We used to think this is what automation is. But the delay between the change and feedback introduces side effects. We may not understand why it is failing, and the work around figuring things out may grow significantly. And when corrective actions are needed, they are always delayed at least by that one day, causing context switching in the development team.
Level 2. Test automation on merge to master
You graduate from time-based trigger to activity-based triggers, and the activity you choose is to test whenever a change is made available for the builds you give - eventually - to customer. This works really well if and when we do continuous small changes to master, and we may even end up turning it to block pipelines on failure so that we never deploy a thing that does not pass all of our tests.
We may not be ready to wait for all the tests, and with failures from each merge, we can pinpoint in time the change that introduced fails, and it may already be helping us with both speed of feedback, granularity of feedback and avoidance of that specialist in team that always keeps an eye on automation when we all can expect our work as developers isn't done without a green pipeline.
However, not all teams do so well on the small changes to master. With pull requests and branches, some teams make significant changes before bringing the changes to master, and end up again with that delayed feedback. Not works than with levels 0 or 1, but still relevant.
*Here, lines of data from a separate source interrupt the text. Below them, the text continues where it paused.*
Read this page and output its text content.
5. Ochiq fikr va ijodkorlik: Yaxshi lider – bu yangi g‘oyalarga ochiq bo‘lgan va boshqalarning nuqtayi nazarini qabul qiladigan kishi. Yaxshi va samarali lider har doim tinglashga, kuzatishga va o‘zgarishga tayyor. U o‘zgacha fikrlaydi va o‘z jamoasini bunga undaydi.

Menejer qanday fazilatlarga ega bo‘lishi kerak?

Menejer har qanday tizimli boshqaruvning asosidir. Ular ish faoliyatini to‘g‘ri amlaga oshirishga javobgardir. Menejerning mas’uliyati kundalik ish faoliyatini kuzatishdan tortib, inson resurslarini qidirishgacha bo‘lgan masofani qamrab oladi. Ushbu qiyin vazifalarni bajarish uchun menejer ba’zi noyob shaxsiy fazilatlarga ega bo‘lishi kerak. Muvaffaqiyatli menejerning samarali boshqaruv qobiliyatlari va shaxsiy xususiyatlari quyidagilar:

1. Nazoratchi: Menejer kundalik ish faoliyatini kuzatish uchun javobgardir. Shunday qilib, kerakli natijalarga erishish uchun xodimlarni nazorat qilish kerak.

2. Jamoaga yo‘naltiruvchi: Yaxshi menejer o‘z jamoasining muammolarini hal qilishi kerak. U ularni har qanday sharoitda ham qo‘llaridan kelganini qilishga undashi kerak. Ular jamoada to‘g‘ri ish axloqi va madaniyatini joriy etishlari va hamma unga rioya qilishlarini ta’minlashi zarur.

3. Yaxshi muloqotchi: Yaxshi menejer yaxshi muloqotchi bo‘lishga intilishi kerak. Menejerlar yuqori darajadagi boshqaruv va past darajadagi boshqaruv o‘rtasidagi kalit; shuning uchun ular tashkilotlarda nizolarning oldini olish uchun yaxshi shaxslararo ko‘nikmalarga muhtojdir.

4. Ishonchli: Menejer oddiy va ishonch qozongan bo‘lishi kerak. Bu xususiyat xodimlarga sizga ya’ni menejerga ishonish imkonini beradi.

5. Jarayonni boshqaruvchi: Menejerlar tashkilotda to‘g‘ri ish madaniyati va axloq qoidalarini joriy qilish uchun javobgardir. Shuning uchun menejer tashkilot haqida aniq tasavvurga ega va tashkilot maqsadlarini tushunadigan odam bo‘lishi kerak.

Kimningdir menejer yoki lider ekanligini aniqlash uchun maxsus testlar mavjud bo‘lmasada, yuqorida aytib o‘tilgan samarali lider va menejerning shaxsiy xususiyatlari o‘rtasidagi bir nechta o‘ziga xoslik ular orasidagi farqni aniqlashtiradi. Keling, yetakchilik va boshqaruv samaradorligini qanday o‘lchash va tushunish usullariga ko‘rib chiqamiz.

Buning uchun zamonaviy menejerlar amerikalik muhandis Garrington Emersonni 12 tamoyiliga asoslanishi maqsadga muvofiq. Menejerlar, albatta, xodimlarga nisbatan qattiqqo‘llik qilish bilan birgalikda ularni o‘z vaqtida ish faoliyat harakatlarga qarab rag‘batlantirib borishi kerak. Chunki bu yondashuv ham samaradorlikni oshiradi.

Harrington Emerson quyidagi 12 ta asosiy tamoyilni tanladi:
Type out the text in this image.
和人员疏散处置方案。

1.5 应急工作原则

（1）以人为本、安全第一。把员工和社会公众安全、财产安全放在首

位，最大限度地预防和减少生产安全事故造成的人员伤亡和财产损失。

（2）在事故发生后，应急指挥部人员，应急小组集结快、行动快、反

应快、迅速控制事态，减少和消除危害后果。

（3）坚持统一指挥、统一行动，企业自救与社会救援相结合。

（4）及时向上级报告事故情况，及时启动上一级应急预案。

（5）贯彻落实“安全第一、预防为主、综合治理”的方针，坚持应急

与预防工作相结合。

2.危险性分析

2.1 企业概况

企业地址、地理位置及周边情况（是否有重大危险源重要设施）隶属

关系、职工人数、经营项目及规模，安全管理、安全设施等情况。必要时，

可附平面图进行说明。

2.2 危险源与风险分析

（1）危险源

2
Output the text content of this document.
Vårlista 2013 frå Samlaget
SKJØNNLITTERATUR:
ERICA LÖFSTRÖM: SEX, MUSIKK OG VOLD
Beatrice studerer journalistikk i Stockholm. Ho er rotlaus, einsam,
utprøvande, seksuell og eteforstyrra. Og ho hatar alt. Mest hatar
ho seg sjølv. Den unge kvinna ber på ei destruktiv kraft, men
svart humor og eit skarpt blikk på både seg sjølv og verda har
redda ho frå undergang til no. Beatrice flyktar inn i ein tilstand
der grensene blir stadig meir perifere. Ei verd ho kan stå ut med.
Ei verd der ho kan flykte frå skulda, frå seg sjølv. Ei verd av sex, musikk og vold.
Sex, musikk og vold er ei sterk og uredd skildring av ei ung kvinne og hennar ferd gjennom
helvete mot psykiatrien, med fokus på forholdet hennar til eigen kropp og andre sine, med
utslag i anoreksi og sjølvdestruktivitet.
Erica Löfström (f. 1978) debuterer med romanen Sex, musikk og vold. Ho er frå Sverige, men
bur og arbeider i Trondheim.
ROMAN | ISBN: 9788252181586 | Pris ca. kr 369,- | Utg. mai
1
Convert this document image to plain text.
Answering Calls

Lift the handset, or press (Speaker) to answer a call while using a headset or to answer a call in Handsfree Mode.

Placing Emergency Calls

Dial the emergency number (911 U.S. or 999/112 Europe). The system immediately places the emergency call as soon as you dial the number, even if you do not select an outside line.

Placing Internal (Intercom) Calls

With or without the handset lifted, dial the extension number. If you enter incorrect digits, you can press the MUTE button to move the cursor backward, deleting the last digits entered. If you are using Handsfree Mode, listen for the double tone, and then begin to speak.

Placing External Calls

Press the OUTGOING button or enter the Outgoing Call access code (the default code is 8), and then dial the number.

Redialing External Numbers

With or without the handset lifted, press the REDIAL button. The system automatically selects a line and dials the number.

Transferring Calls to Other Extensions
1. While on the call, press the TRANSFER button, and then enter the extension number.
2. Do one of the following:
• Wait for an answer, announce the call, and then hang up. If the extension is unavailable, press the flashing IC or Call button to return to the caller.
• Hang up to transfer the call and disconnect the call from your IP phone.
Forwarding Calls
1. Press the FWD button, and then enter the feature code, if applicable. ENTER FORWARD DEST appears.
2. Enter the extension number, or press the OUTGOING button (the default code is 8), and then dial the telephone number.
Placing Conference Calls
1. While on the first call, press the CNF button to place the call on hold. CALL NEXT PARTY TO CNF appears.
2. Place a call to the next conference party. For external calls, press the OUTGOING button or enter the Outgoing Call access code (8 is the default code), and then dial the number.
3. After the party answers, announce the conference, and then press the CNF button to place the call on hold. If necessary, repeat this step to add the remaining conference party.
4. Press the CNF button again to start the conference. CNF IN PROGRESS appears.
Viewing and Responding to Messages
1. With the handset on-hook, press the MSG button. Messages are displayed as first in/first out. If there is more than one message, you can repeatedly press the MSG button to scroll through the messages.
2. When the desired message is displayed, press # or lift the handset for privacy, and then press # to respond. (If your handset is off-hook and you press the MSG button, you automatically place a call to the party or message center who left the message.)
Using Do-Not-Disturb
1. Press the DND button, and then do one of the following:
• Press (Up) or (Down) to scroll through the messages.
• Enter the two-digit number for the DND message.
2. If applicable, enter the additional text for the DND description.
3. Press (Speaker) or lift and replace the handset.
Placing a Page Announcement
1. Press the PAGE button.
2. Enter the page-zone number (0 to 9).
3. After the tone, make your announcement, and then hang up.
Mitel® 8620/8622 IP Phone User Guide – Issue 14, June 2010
Level 3. Test automation at developer's fingertips
The state towards we now are aiming for is moving all test automation to a position of being developer's productivity tools. We can't be done without quality in place (for varying degrees of quality), and if there is a subset of relevant feedback, we should have the control of running it and agreements of running it optimised for the developer's use of feedback.
Being able to run test automation on demand in development environment is a part of this. But also, making sure it is run whenever a scope that allows for running it is changed automatically is necessary. We see this usually as per pull request runs of automation, knowing that the coded tests in various scopes pass before we propose to merge.
Over the last two years, I have worked with multiple teams. One level 0 moved to level 1. One level 2 moved to level 3. Most teams on level 1 or level 2, no movement. And one team on level -1 (no automation), moved in last months through 0 to now level 1.